Ricordo che siamo stati ricevuti in un ufficio sugli Champs Elysee, a pochi passi de l'Arc de Triomphe. Grandi finestre che davano sui tetti e sulle terrazze circostanti. L'albergo dove dormivamo era in una stradina vicina, ovviamente la mia camera era una piccola mansarda con microscopica finestra, bagno senza bidet (assente immancabile) e un letto alla francese. Ricordo che nella pausa tra la riunione e la cena, mi precipitai a piedi a vedere la Torre Eiffel. Impiegai un tempo lunghissimo per raggiungerla, e non perché fosse particolarmente distante, ma semplicemente perché cercavo di riempire al meglio i miei occhi affamati. Scattai una foto a mio dire bellissima con un vecchio samsung.
Ancora oggi, guardandola credo sia una delle migliori che abbia mai fatto ...

In quel momento, non avrei mai potuto immaginare che di li a qualche anno sarei passata per Parigi un giorno a settimana. In quel momento, non avrei potuto immaginare che di li a qualche mese sarei stata in una condizione di viaggio perenne ... Istanbul, Copenaghen, New York, Dakar, Tel Aviv, senza contare le città italiane in cui scappavo per vedere la mia famiglia o le mie amiche.

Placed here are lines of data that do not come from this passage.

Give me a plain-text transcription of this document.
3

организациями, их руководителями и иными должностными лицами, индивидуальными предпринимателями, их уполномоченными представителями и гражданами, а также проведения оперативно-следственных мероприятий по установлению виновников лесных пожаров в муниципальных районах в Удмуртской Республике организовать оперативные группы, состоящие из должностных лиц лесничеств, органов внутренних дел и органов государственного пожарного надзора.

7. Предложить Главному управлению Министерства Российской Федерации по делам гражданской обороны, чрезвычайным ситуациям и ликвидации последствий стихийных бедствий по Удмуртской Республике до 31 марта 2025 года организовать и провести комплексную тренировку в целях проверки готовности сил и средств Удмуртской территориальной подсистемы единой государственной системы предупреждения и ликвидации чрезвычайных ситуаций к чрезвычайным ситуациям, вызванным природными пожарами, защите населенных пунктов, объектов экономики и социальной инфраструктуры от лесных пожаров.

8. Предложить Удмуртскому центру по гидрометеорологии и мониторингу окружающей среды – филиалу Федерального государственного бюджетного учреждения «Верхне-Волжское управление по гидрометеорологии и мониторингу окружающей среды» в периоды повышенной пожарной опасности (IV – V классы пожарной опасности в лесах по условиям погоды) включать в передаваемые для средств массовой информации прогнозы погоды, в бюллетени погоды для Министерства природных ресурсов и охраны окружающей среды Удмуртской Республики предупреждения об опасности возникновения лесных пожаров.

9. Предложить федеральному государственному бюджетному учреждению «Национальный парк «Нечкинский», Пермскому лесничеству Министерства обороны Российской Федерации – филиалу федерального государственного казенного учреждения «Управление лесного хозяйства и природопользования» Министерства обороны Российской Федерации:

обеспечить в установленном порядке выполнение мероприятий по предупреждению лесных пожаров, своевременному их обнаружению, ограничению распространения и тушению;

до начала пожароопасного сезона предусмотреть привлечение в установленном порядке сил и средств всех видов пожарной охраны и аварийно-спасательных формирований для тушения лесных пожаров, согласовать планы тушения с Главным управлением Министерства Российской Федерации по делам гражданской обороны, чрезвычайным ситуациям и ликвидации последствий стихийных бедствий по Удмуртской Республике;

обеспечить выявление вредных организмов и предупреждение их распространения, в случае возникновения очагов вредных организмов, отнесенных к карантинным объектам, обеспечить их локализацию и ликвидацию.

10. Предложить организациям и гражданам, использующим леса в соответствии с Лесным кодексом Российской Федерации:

L'ultima volta che sono stata a Parigi è stato il 31 gennaio di quest'anno, ho una foto di Gare de Lyon, uno dei miei posti preferiti. Ho poi una serie di foto davanti a l'Arc de Triomphe la sera del 22 gennaio, scattate prima della cena di addio organizzata dal mio capo proprio lì a due passi dagli Champs Elysee.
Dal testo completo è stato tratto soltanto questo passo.